The word 'Tone' is sometimes used to mean a color value. For example, "That red hued text is very hard to read against that green hued background because the red and green are practically the same tone".
Color Names:
The official color names in the RGB additive color system used in computer graphics are: Primaries:
Red, Green, Blue
Secondaries:
Cyan, Magenta, Yellow
I'm not sure there are official names for the Tertiaries. I call them:
Orange, Yellow-Green, Cyan-Green, Cyan-Blue, Violet, Magenta-Red.
I suppose one could make a case for calling Orange "Yellow-Red" and Violet "Magenta-Blue".
To me the most important thing in describing colors is to choose words that express information, rather than the market-driven color names that try to generate emotions. So,"blue-green" is a more descriptive name than "glade green".
Light Effects
Absorption:Remember that we said that energy and matter interact? For example, when the electromagnetic energy called light hits some matter, usually some of it is absorbed and some bounces off as a reflection. Or, if the matter happens to be 'transparent' to light, like glass, it may just bend a bit (called 'refraction'), or go straight through without any change.
Distance:
In space, where there is nothing, light is not absorbed and goes on forever, at the 'speed of light' in a vacuum, about 186,000 miles per second (300,000,000 meters per second). The faint light from distant galaxies, which we can sense with long exposures of ultra sensitive cameras, has been traveling toward us for billions of years.
Pigments and Subtraction
Pigments subtract light energy. Lets assume you are looking at pigments (dyes or paints) under a white light.When light interacts with matter and some is absorbed (turned into heat) there is less energy with each reflection. After enough absorption, there is no useful electromagnetic energy left.
The better a pigment is at absorbing light, the darker the pigment looks.

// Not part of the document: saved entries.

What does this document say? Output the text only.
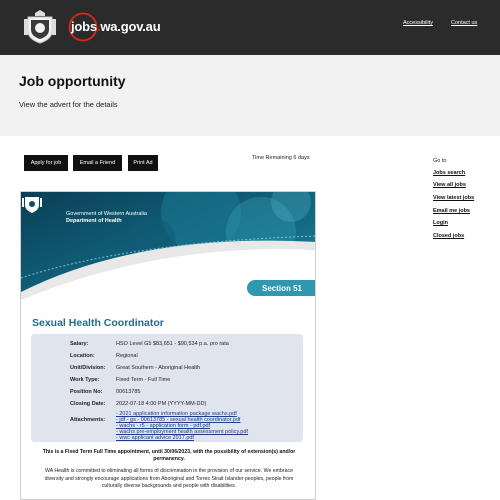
jobs.wa.gov.au	Accessibility	Contact us
Job opportunity
View the advert for the details
Apply for job	Email a Friend	Print Ad
Time Remaining 6 days	Go to
Jobs search
View all jobs
View latest jobs
Email me jobs
Login
Closed jobs
Government of Western Australia
Department of Health
Section 51
Sexual Health Coordinator
Salary:	HSO Level G5 $83,651 - $90,534 p.a. pro rata
Location:	Regional
Unit/Division: Great Southern - Aboriginal Health
Work Type:	Fixed Term - Full Time
Position No: 00613785
Closing Date: 2022-07-18 4:00 PM (YYYY-MM-DD)
Attachments:
- 2021 application information package wachs.pdf
- jdf - gs - 00613785 - sexual health coordinator.pdf
- wachs - r5 - application form - pdf.pdf
- wachs pre-employment health assessment policy.pdf
- wwc applicant advice 2017.pdf
This is a Fixed Term Full Time appointment, until 30/06/2023, with the possibility of extension(s) and/or permanency.
WA Health is committed to eliminating all forms of discrimination in the provision of our service. We embrace diversity and strongly encourage applications from Aboriginal and Torres Strait Islander peoples, people from culturally diverse backgrounds and people with disabilities.
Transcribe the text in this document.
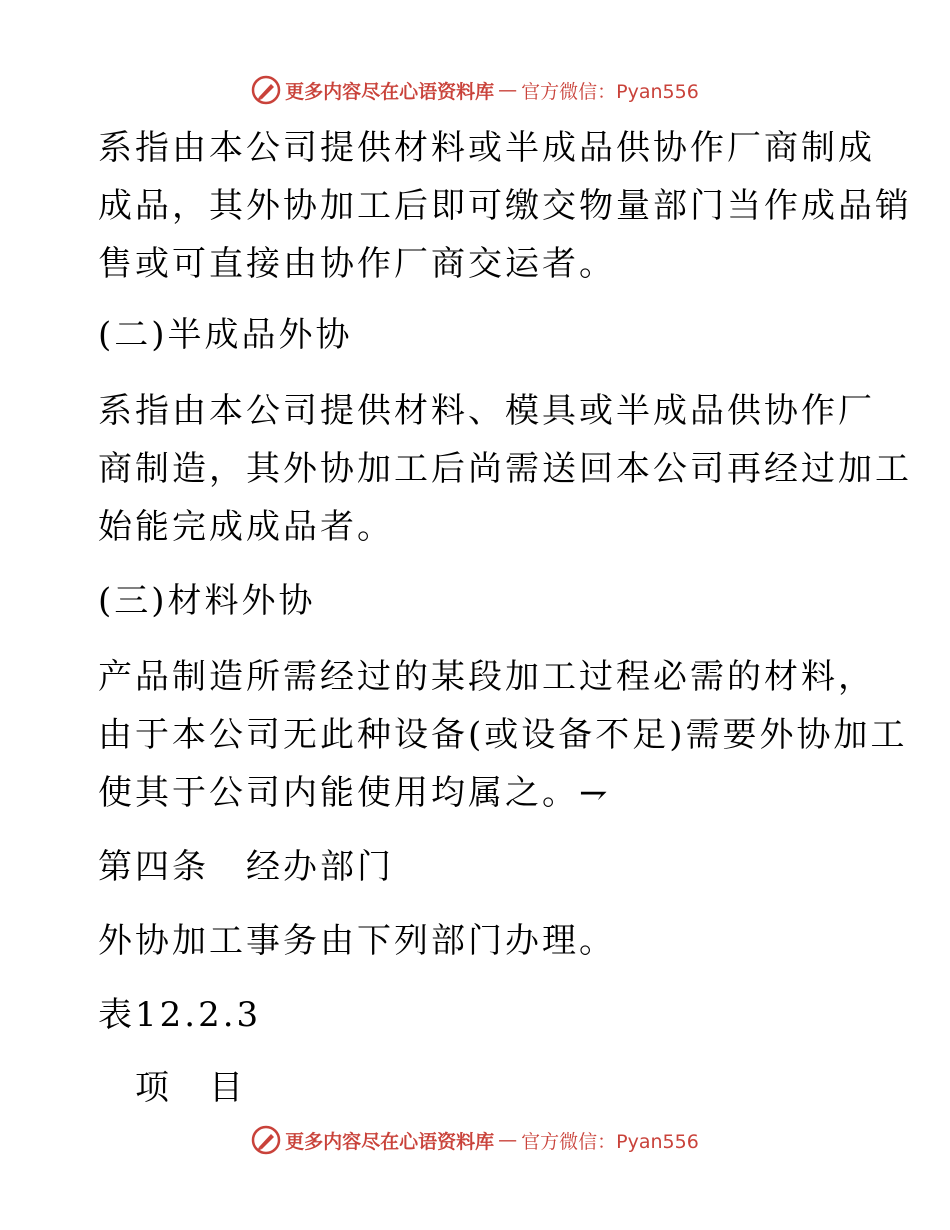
更多内容尽在心语资料库 — 官方微信：Pyan556
系指由本公司提供材料或半成品供协作厂商制成
成品，其外协加工后即可缴交物量部门当作成品销
售或可直接由协作厂商交运者。
(二)半成品外协
系指由本公司提供材料、模具或半成品供协作厂
商制造，其外协加工后尚需送回本公司再经过加工
始能完成成品者。
(三)材料外协
产品制造所需经过的某段加工过程必需的材料，
由于本公司无此种设备(或设备不足)需要外协加工
使其于公司内能使用均属之。⇁
第四条　经办部门
外协加工事务由下列部门办理。
表12.2.3
　项　目
更多内容尽在心语资料库 — 官方微信：Pyan556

If a pigment is 'black', it has absorbed all the light that hits it.
If a pigment is pure red, that means it has absorbed all the green and blue energy from our white light and reflected only the red.
This system of color mixing with pigments is called the 'Subtractive Color System' because colors are made by 'subtracting' other colors from white light. The 'Subtractive Primaries' are red yellow and blue. That is, you can make all other colors by mixing those three.
Light Sources and Addition
In computer graphics, as in photography and television, we use a different color system. We are concerned with light sources, not light absorbers. When we work with light sources (colored lights) we add colors to get other colors. For example, we might add equal amounts of red light and blue light to get 'magenta'. So, this is called the 'Additive color system'. Its primary colors are red, green and blue. A TV tube or PC monitor is just a whole lot of little red green and blue lights. Look at one through a magnifying glass, if you want to see for yourself.I created a demo scene in Adobe Atmosphere to show additive color mixing. It has a red, green and blue spotlight positioned at equal distances from a white screen and set to equal brightness values. Below, you can see the results.


No colors added together is black. Red and green added equally yield yellow, blue and green added equally produce cyan, blue and red added equally give magenta. All three primaries added equally (in sufficient quantity) result in white - or in lower quantities, gray.